All it REALLY adds to is my desire to scream and punch someone in the nose.

But Herself loves it. And they had great fun all evening putting everything up. I feel that the fact that she is doing something that Mammy dislikes and tuts at, is adding to her love for it. Until November 1st, it’s Mini-Me and Daddy 1, Mammy and Santa 0.

I refuse to admit that they’ve done a good job and that actually the place looks kind of cool. I’ll grumble about having to dress up. I’ll scold about the photographs hanging sideways on the walls. I’ll curse everytime I have to stretch up to lift the pumpkin lights so I can close the cupboard door.

But I’ll do all of this, not because I ACTUALLY hate the holiday, but because it adds to the enjoyment and mischief that The Him and Mini-Me get out of their mutual taunting of Silly Mammy.

Will I get into the spirit of it? Of course I will, (and gin is a spirit so technically, he can’t argue!)😂 I’ll dress up. I’ll dress the girls up. We’ll go to town and meet friends for Trick or Treating. We might even venture into the fireworks this year.

I’ll show her how to make a witch’s costume out of a bin bag and tinfoil, before letting her dress in the unoriginal and manufactured costume I bought her.

I’ll do the bobbing for apples with them, before wondering why the hell I thought this would be a good idea.

I’ll talk about baking an apple pie, before buying one for handiness.

I’ll paint her face every morning this weekend, before scolding that the facepaint must be made of concrete and complaining that it won’t come off.

I’ll pretend to be a witch and get so into character that I scare the bejaysus out of Princess.

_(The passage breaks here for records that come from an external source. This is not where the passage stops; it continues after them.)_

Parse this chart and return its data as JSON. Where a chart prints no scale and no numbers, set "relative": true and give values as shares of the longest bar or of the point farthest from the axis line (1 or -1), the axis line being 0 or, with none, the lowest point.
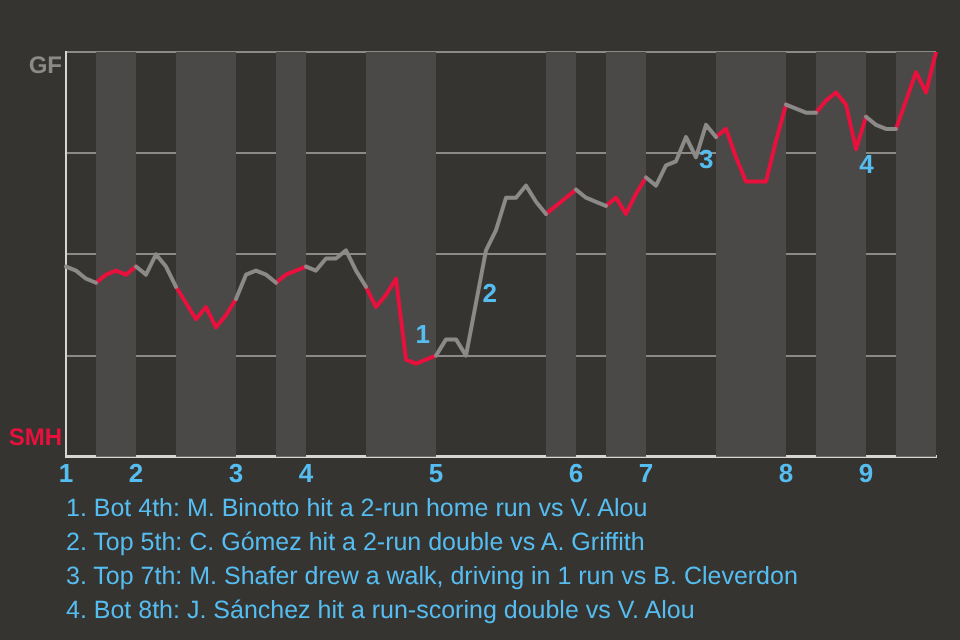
{
  "chart_data": {
    "type": "line",
    "relative": true,
    "categories": [
      "1",
      null,
      null,
      null,
      null,
      null,
      null,
      "2",
      null,
      null,
      null,
      null,
      null,
      null,
      null,
      null,
      null,
      "3",
      null,
      null,
      null,
      null,
      null,
      null,
      "4",
      null,
      null,
      null,
      null,
      null,
      null,
      null,
      null,
      null,
      null,
      null,
      null,
      "5",
      null,
      null,
      null,
      null,
      null,
      null,
      null,
      null,
      null,
      null,
      null,
      null,
      null,
      "6",
      null,
      null,
      null,
      null,
      null,
      null,
      "7",
      null,
      null,
      null,
      null,
      null,
      null,
      null,
      null,
      null,
      null,
      null,
      null,
      null,
      "8",
      null,
      null,
      null,
      null,
      null,
      null,
      null,
      "9",
      null,
      null,
      null,
      null,
      null,
      null,
      null
    ],
    "grid": "y",
    "legend": false,
    "marker": "none",
    "line_style": "solid",
    "series": [
      {
        "color": "#8c8a88",
        "values": [
          0.47,
          0.46,
          0.44,
          0.43,
          null,
          null,
          null,
          0.47,
          0.45,
          0.5,
          0.47,
          0.42,
          null,
          null,
          null,
          null,
          null,
          0.39,
          0.45,
          0.46,
          0.45,
          0.43,
          null,
          null,
          0.47,
          0.46,
          0.49,
          0.49,
          0.51,
          0.46,
          0.42,
          null,
          null,
          null,
          null,
          null,
          null,
          0.25,
          0.29,
          0.29,
          0.25,
          0.38,
          0.51,
          0.56,
          0.64,
          0.64,
          0.67,
          0.63,
          0.6,
          null,
          null,
          0.66,
          0.64,
          0.63,
          0.62,
          null,
          null,
          null,
          0.69,
          0.67,
          0.72,
          0.73,
          0.79,
          0.74,
          0.82,
          0.79,
          null,
          null,
          null,
          null,
          null,
          null,
          0.87,
          0.86,
          0.85,
          0.85,
          null,
          null,
          null,
          null,
          0.84,
          0.82,
          0.81,
          0.81,
          null,
          null,
          null,
          null
        ]
      },
      {
        "color": "#e8103c",
        "values": [
          null,
          null,
          null,
          0.43,
          0.45,
          0.46,
          0.45,
          0.47,
          null,
          null,
          null,
          0.42,
          0.38,
          0.34,
          0.37,
          0.32,
          0.35,
          0.39,
          null,
          null,
          null,
          0.43,
          0.45,
          0.46,
          0.47,
          null,
          null,
          null,
          null,
          null,
          0.42,
          0.37,
          0.4,
          0.44,
          0.24,
          0.23,
          0.24,
          0.25,
          null,
          null,
          null,
          null,
          null,
          null,
          null,
          null,
          null,
          null,
          0.6,
          0.62,
          0.64,
          0.66,
          null,
          null,
          0.62,
          0.64,
          0.6,
          0.65,
          0.69,
          null,
          null,
          null,
          null,
          null,
          null,
          0.79,
          0.81,
          0.74,
          0.68,
          0.68,
          0.68,
          0.78,
          0.87,
          null,
          null,
          0.85,
          0.88,
          0.9,
          0.87,
          0.76,
          0.84,
          null,
          null,
          0.81,
          0.88,
          0.95,
          0.9,
          1
        ]
      }
    ],
    "annotations": [
      "GF",
      "SMH",
      "1",
      "2",
      "3",
      "4",
      "1. Bot 4th: M. Binotto hit a 2-run home run vs V. Alou",
      "2. Top 5th: C. Gómez hit a 2-run double vs A. Griffith",
      "3. Top 7th: M. Shafer drew a walk, driving in 1 run vs B. Cleverdon",
      "4. Bot 8th: J. Sánchez hit a run-scoring double vs V. Alou"
    ]
  }
}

And I’ll pretend to hate the whole season, because I know how special it is for Daddy and Mini-Me to have a love of something together that doesn’t include Mammy. Even better if it gives them an excuse to form an alliance and rebel against her eh?

Because these are the memories we are making in our home and every year, they become more and more natural and fun.

And then on Tuesday night, at midnight, POOF! Glitter and Christmas and Jingles EVERYWHERE! And The Him can buckle up, because he only THINKS he knows how to decorate a house!